Personal information
- Full name: Leonel Urbina García
- Date of birth: 25 April 1945 (age 80)
- Place of birth: Zamora, Michoacán, Mexico
- Position: Midfielder

Senior career*
- Years: Team / Apps / (Gls)
- 1965–1970: Atlético Morelia
- 1970–1973: Puebla /  / (1)
- 1973–1977: Atlético Español

International career
- 1969: Mexico / 5 / (0)

Managerial career
- 1982: Puebla

= Leonel Urbina =

Mexican footballer (born 1945)

Leonel Urbina García (born 25 April 1945) is a retired Mexican football player and manager. He played as a midfielder for Puebla and Atlético Español throughout the 1970s as he was part of the winning squad for the 1975 CONCACAF Champions' Cup.
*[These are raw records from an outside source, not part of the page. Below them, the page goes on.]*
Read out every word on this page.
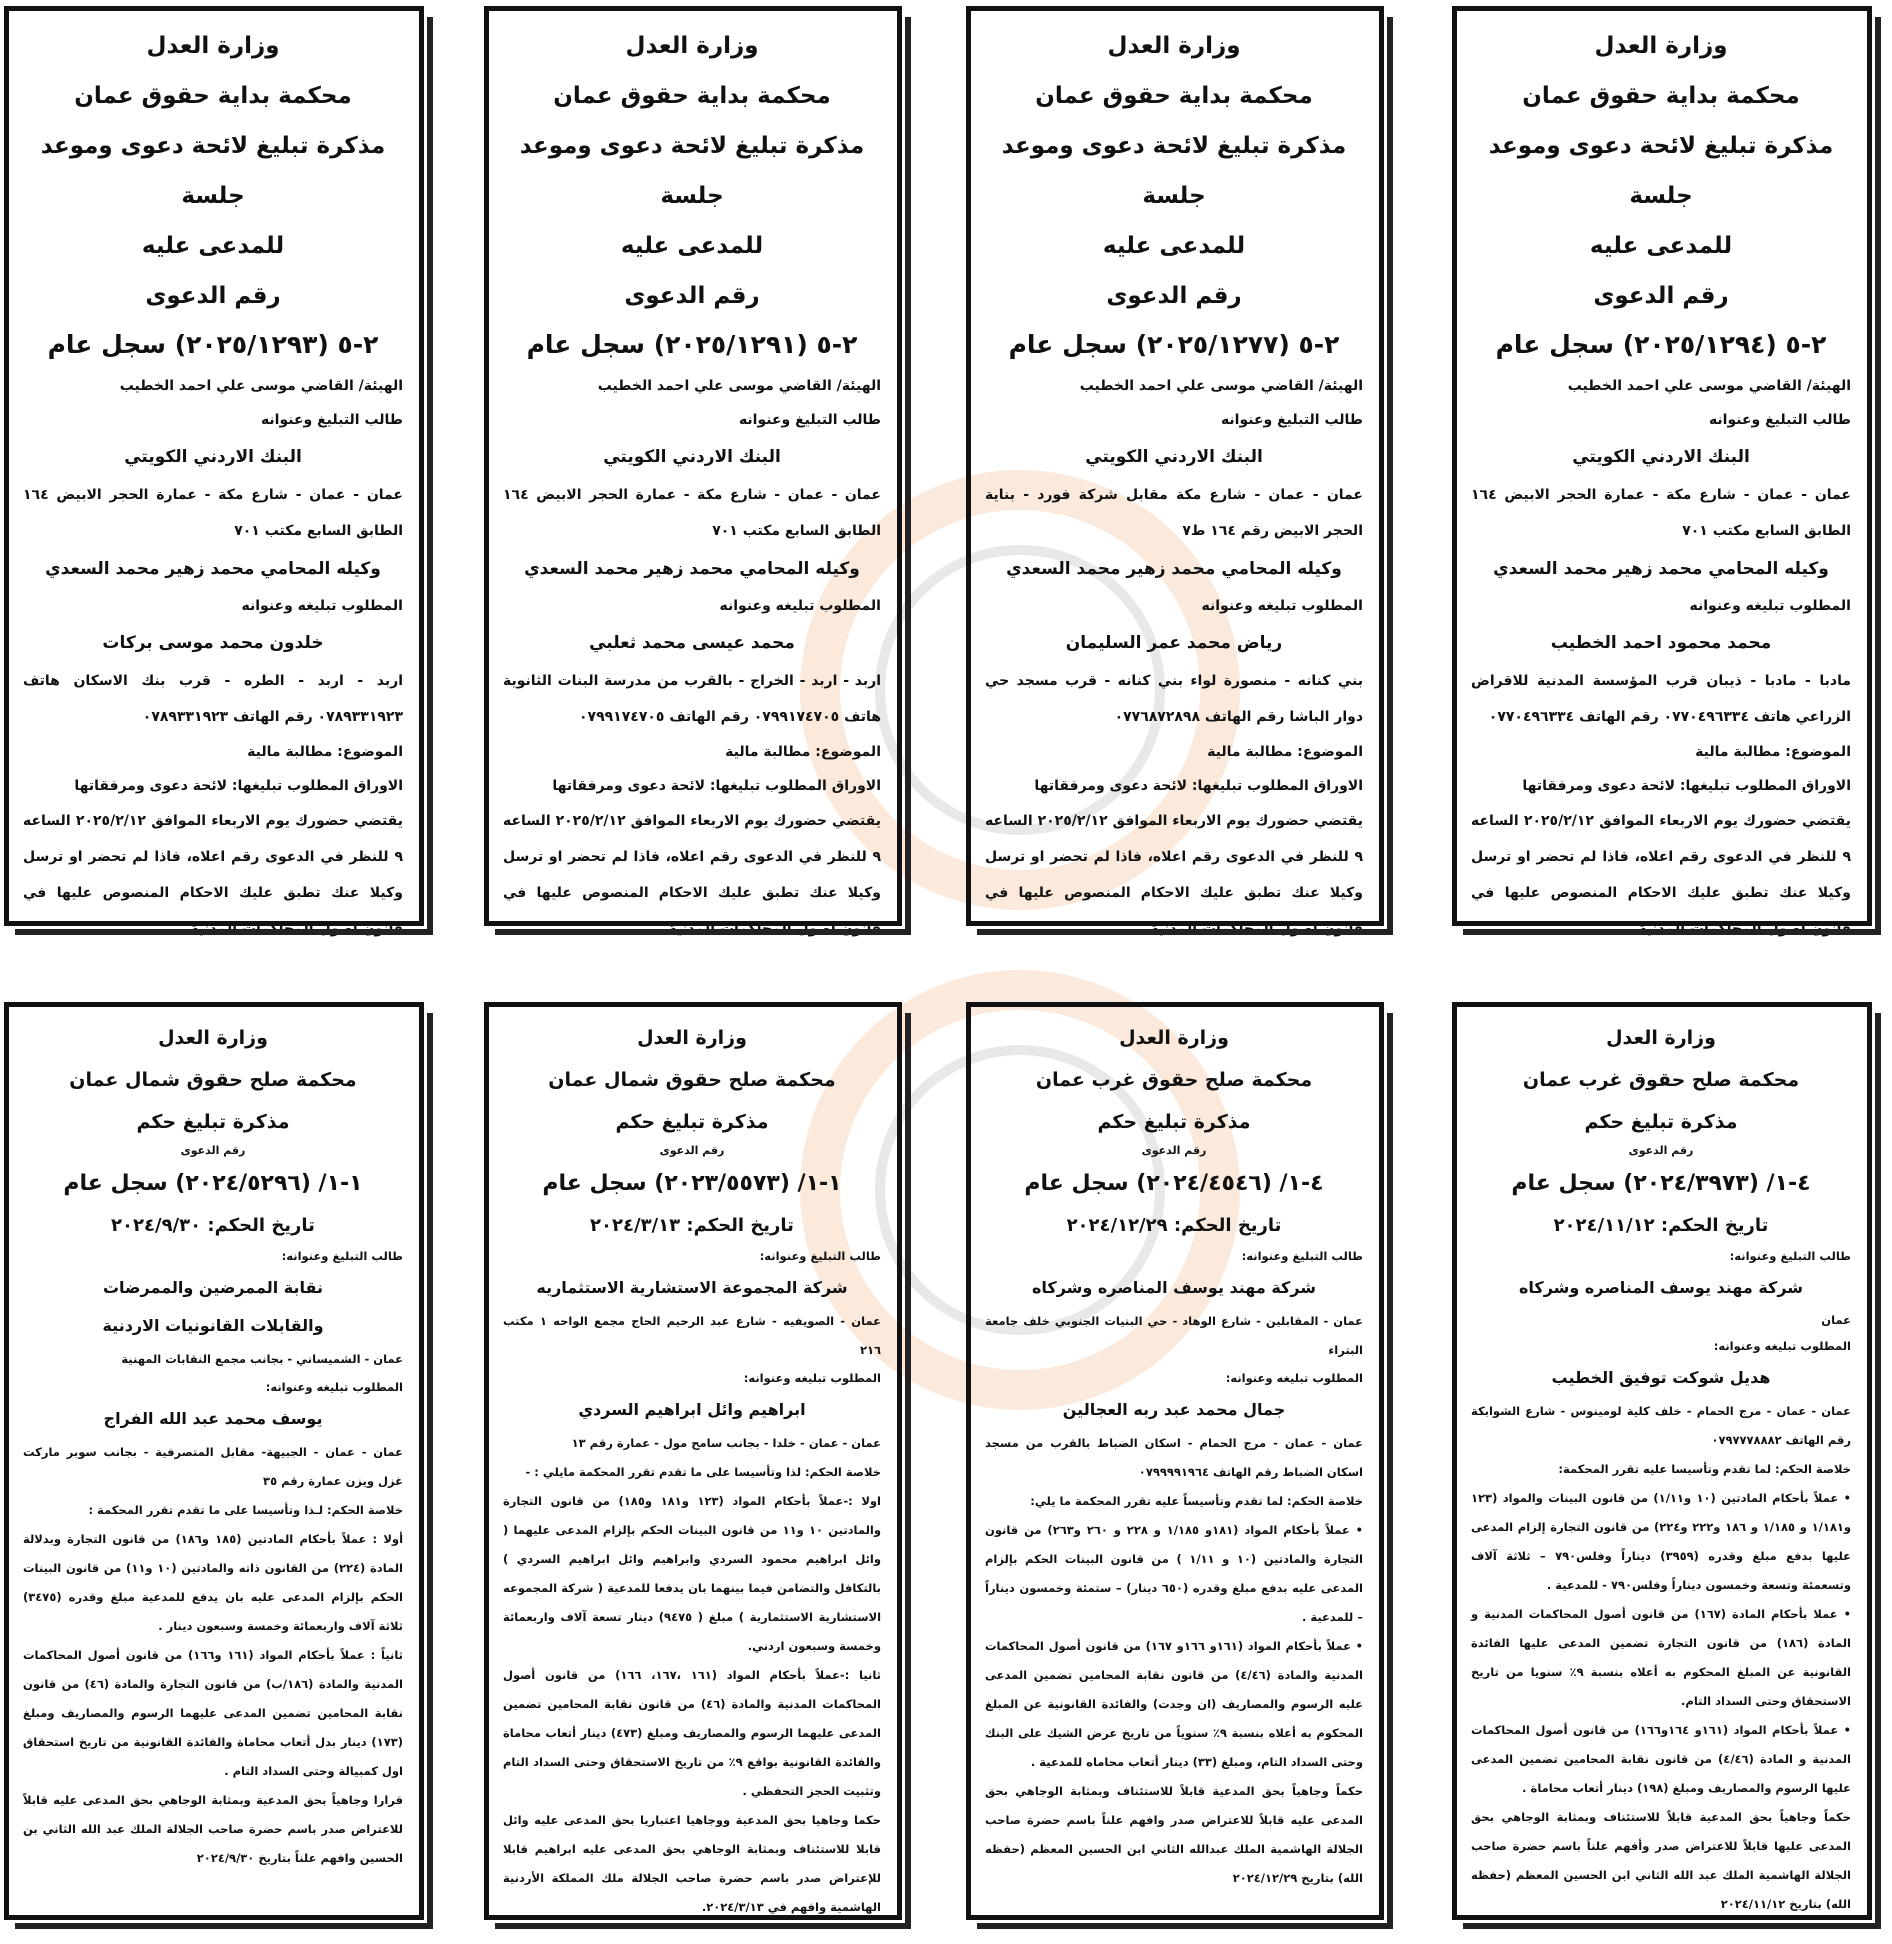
وزارة العدل
محكمة بداية حقوق عمان
مذكرة تبليغ لائحة دعوى وموعد جلسة
للمدعى عليه
رقم الدعوى
٢-٥ (٢٠٢٥/١٢٩٤) سجل عام
الهيئة/ القاضي موسى علي احمد الخطيب
طالب التبليغ وعنوانه
البنك الاردني الكويتي
عمان - عمان - شارع مكة - عمارة الحجر الابيض ١٦٤ الطابق السابع مكتب ٧٠١
وكيله المحامي محمد زهير محمد السعدي
المطلوب تبليغه وعنوانه
محمد محمود احمد الخطيب
مادبا - مادبا - ذيبان قرب المؤسسة المدنية للاقراض الزراعي هاتف ٠٧٧٠٤٩٦٣٣٤ رقم الهاتف ٠٧٧٠٤٩٦٣٣٤
الموضوع: مطالبة مالية
الاوراق المطلوب تبليغها: لائحة دعوى ومرفقاتها
يقتضي حضورك يوم الاربعاء الموافق ٢٠٢٥/٢/١٢ الساعه ٩ للنظر في الدعوى رقم اعلاه، فاذا لم تحضر او ترسل وكيلا عنك تطبق عليك الاحكام المنصوص عليها في قانون اصول المحاكمات المدنية.
وزارة العدل
محكمة بداية حقوق عمان
مذكرة تبليغ لائحة دعوى وموعد جلسة
للمدعى عليه
رقم الدعوى
٢-٥ (٢٠٢٥/١٢٧٧) سجل عام
الهيئة/ القاضي موسى علي احمد الخطيب
طالب التبليغ وعنوانه
البنك الاردني الكويتي
عمان - عمان - شارع مكة مقابل شركة فورد - بناية الحجر الابيض رقم ١٦٤ ط٧
وكيله المحامي محمد زهير محمد السعدي
المطلوب تبليغه وعنوانه
رياض محمد عمر السليمان
بني كنانه - منصورة لواء بني كنانه - قرب مسجد حي دوار الباشا رقم الهاتف ٠٧٧٦٨٧٢٨٩٨
الموضوع: مطالبة مالية
الاوراق المطلوب تبليغها: لائحة دعوى ومرفقاتها
يقتضي حضورك يوم الاربعاء الموافق ٢٠٢٥/٢/١٢ الساعه ٩ للنظر في الدعوى رقم اعلاه، فاذا لم تحضر او ترسل وكيلا عنك تطبق عليك الاحكام المنصوص عليها في قانون اصول المحاكمات المدنية.
وزارة العدل
محكمة بداية حقوق عمان
مذكرة تبليغ لائحة دعوى وموعد جلسة
للمدعى عليه
رقم الدعوى
٢-٥ (٢٠٢٥/١٢٩١) سجل عام
الهيئة/ القاضي موسى علي احمد الخطيب
طالب التبليغ وعنوانه
البنك الاردني الكويتي
عمان - عمان - شارع مكة - عمارة الحجر الابيض ١٦٤ الطابق السابع مكتب ٧٠١
وكيله المحامي محمد زهير محمد السعدي
المطلوب تبليغه وعنوانه
محمد عيسى محمد ثعلبي
اربد - اربد - الخراج - بالقرب من مدرسة البنات الثانوية هاتف ٠٧٩٩١٧٤٧٠٥ رقم الهاتف ٠٧٩٩١٧٤٧٠٥
الموضوع: مطالبة مالية
الاوراق المطلوب تبليغها: لائحة دعوى ومرفقاتها
يقتضي حضورك يوم الاربعاء الموافق ٢٠٢٥/٢/١٢ الساعه ٩ للنظر في الدعوى رقم اعلاه، فاذا لم تحضر او ترسل وكيلا عنك تطبق عليك الاحكام المنصوص عليها في قانون اصول المحاكمات المدنية.
وزارة العدل
محكمة بداية حقوق عمان
مذكرة تبليغ لائحة دعوى وموعد جلسة
للمدعى عليه
رقم الدعوى
٢-٥ (٢٠٢٥/١٢٩٣) سجل عام
الهيئة/ القاضي موسى علي احمد الخطيب
طالب التبليغ وعنوانه
البنك الاردني الكويتي
عمان - عمان - شارع مكة - عمارة الحجر الابيض ١٦٤ الطابق السابع مكتب ٧٠١
وكيله المحامي محمد زهير محمد السعدي
المطلوب تبليغه وعنوانه
خلدون محمد موسى بركات
اربد - اربد - الطره - قرب بنك الاسكان هاتف ٠٧٨٩٣٣١٩٢٣ رقم الهاتف ٠٧٨٩٣٣١٩٢٣
الموضوع: مطالبة مالية
الاوراق المطلوب تبليغها: لائحة دعوى ومرفقاتها
يقتضي حضورك يوم الاربعاء الموافق ٢٠٢٥/٢/١٢ الساعه ٩ للنظر في الدعوى رقم اعلاه، فاذا لم تحضر او ترسل وكيلا عنك تطبق عليك الاحكام المنصوص عليها في قانون اصول المحاكمات المدنية.
وزارة العدل
محكمة صلح حقوق غرب عمان
مذكرة تبليغ حكم
رقم الدعوى
٤-١/ (٢٠٢٤/٣٩٧٣) سجل عام
تاريخ الحكم: ٢٠٢٤/١١/١٢
طالب التبليغ وعنوانه:
شركة مهند يوسف المناصره وشركاه
عمان
المطلوب تبليغه وعنوانه:
هديل شوكت توفيق الخطيب
عمان - عمان - مرج الحمام - خلف كلية لومينوس - شارع الشوابكة رقم الهاتف ٠٧٩٧٧٧٨٨٨٢
خلاصة الحكم: لما تقدم وتأسيسا عليه تقرر المحكمة:
• عملاً بأحكام المادتين (١٠ و١/١١) من قانون البينات والمواد (١٢٣ و١/١٨١ و ١/١٨٥ و ١٨٦ و٢٢٢ و٢٢٤) من قانون التجارة إلزام المدعى عليها بدفع مبلغ وقدره (٣٩٥٩) ديناراً وفلس٧٩٠ – ثلاثة آلاف وتسعمئة وتسعة وخمسون ديناراً وفلس٧٩٠ - للمدعية .
• عملا بأحكام المادة (١٦٧) من قانون أصول المحاكمات المدنية و المادة (١٨٦) من قانون التجارة تضمين المدعى عليها الفائدة القانونية عن المبلغ المحكوم به أعلاه بنسبة ٩٪ سنويا من تاريخ الاستحقاق وحتى السداد التام.
• عملاً بأحكام المواد (١٦١و ١٦٤و١٦٦) من قانون أصول المحاكمات المدنية و المادة (٤/٤٦) من قانون نقابة المحامين تضمين المدعى عليها الرسوم والمصاريف ومبلغ (١٩٨) دينار أتعاب محاماة .
حكماً وجاهياً بحق المدعية قابلاً للاستئناف وبمثابة الوجاهي بحق المدعى عليها قابلاً للاعتراض صدر وأفهم علناً باسم حضرة صاحب الجلالة الهاشمية الملك عبد الله الثاني ابن الحسين المعظم (حفظه الله) بتاريخ ٢٠٢٤/١١/١٢
وزارة العدل
محكمة صلح حقوق غرب عمان
مذكرة تبليغ حكم
رقم الدعوى
٤-١/ (٢٠٢٤/٤٥٤٦) سجل عام
تاريخ الحكم: ٢٠٢٤/١٢/٢٩
طالب التبليغ وعنوانه:
شركة مهند يوسف المناصره وشركاه
عمان - المقابلين - شارع الوهاد - حي البنيات الجنوبي خلف جامعة البتراء
المطلوب تبليغه وعنوانه:
جمال محمد عبد ربه العجالين
عمان - عمان - مرج الحمام - اسكان الضباط بالقرب من مسجد اسكان الضباط رقم الهاتف ٠٧٩٩٩٩١٩٦٤
خلاصة الحكم: لما تقدم وتأسيساً عليه تقرر المحكمة ما يلي:
• عملاً بأحكام المواد (١٨١و ١/١٨٥ و ٢٢٨ و ٢٦٠ و٢٦٣) من قانون التجارة والمادتين (١٠ و ١/١١ ) من قانون البينات الحكم بإلزام المدعى عليه بدفع مبلغ وقدره (٦٥٠ دينار) – ستمئة وخمسون ديناراً – للمدعية .
• عملاً بأحكام المواد (١٦١و ١٦٦و ١٦٧) من قانون أصول المحاكمات المدنية والمادة (٤/٤٦) من قانون نقابة المحامين تضمين المدعى عليه الرسوم والمصاريف (ان وجدت) والفائدة القانونية عن المبلغ المحكوم به أعلاه بنسبة ٩٪ سنوياً من تاريخ عرض الشيك على البنك وحتى السداد التام، ومبلغ (٣٣) دينار أتعاب محاماه للمدعية .
حكماً وجاهياً بحق المدعية قابلاً للاستئناف وبمثابة الوجاهي بحق المدعى عليه قابلاً للاعتراض صدر وافهم علناً باسم حضرة صاحب الجلالة الهاشمية الملك عبدالله الثاني ابن الحسين المعظم (حفظه الله) بتاريخ ٢٠٢٤/١٢/٢٩
وزارة العدل
محكمة صلح حقوق شمال عمان
مذكرة تبليغ حكم
رقم الدعوى
١-١/ (٢٠٢٣/٥٥٧٣) سجل عام
تاريخ الحكم: ٢٠٢٤/٣/١٣
طالب التبليغ وعنوانه:
شركة المجموعة الاستشارية الاستثماريه
عمان - الصويفيه - شارع عبد الرحيم الحاج مجمع الواحه ١ مكتب ٢١٦
المطلوب تبليغه وعنوانه:
ابراهيم وائل ابراهيم السردي
عمان - عمان - خلدا - بجانب سامح مول - عمارة رقم ١٣
خلاصة الحكم: لذا وتأسيسا على ما تقدم تقرر المحكمة مايلي : -
اولا :-عملاً بأحكام المواد (١٢٣ و١٨١ و١٨٥) من قانون التجارة والمادتين ١٠ و١١ من قانون البينات الحكم بإلزام المدعى عليهما ( وائل ابراهيم محمود السردي وابراهيم وائل ابراهيم السردي ) بالتكافل والتضامن فيما بينهما بان يدفعا للمدعية ( شركة المجموعه الاستشارية الاستثمارية ) مبلغ ( ٩٤٧٥) دينار تسعة آلاف واربعمائة وخمسة وسبعون اردني.
ثانيا :-عملاً بأحكام المواد (١٦١ ،١٦٧، ١٦٦) من قانون أصول المحاكمات المدنية والمادة (٤٦) من قانون نقابة المحامين تضمين المدعى عليهما الرسوم والمصاريف ومبلغ (٤٧٣) دينار أتعاب محاماة والفائدة القانونية بواقع ٩٪ من تاريخ الاستحقاق وحتى السداد التام وتثبيت الحجز التحفظي .
حكما وجاهيا بحق المدعية ووجاهيا اعتباريا بحق المدعى عليه وائل قابلا للاستئناف وبمثابة الوجاهي بحق المدعى عليه ابراهيم قابلا للإعتراض صدر باسم حضرة صاحب الجلالة ملك المملكة الأردنية الهاشمية وافهم في ٢٠٢٤/٣/١٣.
وزارة العدل
محكمة صلح حقوق شمال عمان
مذكرة تبليغ حكم
رقم الدعوى
١-١/ (٢٠٢٤/٥٢٩٦) سجل عام
تاريخ الحكم: ٢٠٢٤/٩/٣٠
طالب التبليغ وعنوانه:
نقابة الممرضين والممرضات
والقابلات القانونيات الاردنية
عمان - الشميساني - بجانب مجمع النقابات المهنية
المطلوب تبليغه وعنوانه:
يوسف محمد عبد الله الفراج
عمان - عمان - الجبيهة- مقابل المتصرفية - بجانب سوبر ماركت غزل ويزن عمارة رقم ٣٥
خلاصة الحكم: لـذا وتأسيسا على ما تقدم تقرر المحكمة :
أولا : عملاً بأحكام المادتين (١٨٥ و١٨٦) من قانون التجارة وبدلالة المادة (٢٢٤) من القانون ذاته والمادتين (١٠ و١١) من قانون البينات الحكم بإلزام المدعى عليه بان يدفع للمدعية مبلغ وقدره (٣٤٧٥) ثلاثة آلاف واربعمائة وخمسة وسبعون دينار .
ثانياً : عملاً بأحكام المواد (١٦١ و١٦٦) من قانون أصول المحاكمات المدنية والمادة (١٨٦/ب) من قانون التجارة والمادة (٤٦) من قانون نقابة المحامين تضمين المدعى عليهما الرسوم والمصاريف ومبلغ (١٧٣) دينار بدل أتعاب محاماة والفائدة القانونية من تاريخ استحقاق اول كمبيالة وحتى السداد التام .
قرارا وجاهياً بحق المدعية وبمثابة الوجاهي بحق المدعى عليه قابلاً للاعتراض صدر باسم حضرة صاحب الجلالة الملك عبد الله الثاني بن الحسين وافهم علناً بتاريخ ٢٠٢٤/٩/٣٠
He also represented Mexico for the 1969 CONCACAF Championship.

==Club career==
Urbina began his career with Atlético Morelia throughout the late 1960s where he played alongside other players such as Alfredo Martínez, Víctor Pérez, Mario Barrera, Ceja, Ochoa, Leopoldo Villalón, Sergio López, Lupe Flores, Manuel González and Luis Marotti. During the 1970 season, he was signed for Puebla where the club successfully achieved promotion for the subsequent 1970–71 Mexican Primera División season. Throughout the early 1970s, he played alongside other players such as Manuel Lapuente and Benito Pardo as they would later serve some form of administrative roles within the club in the later half of the decade. He would also score a single goal in his entire career with the club during Adhemar Bianchini's debut game in a 1–1 draw against León at Camp Nou. He then played for Atlético Español for the remainder of his career with his biggest contribution coming through his goal against runners-up Transvaal in the first leg match on 7 March 1975 as the club went on to win the 1975 CONCACAF Champions' Cup.

==Later life==
Urbina first served as an interim manager for Puebla during the 1981–82 season. He then served as the Secretary of the Disciplinary Committee for the Mexican Football Federation throughout the 2010s.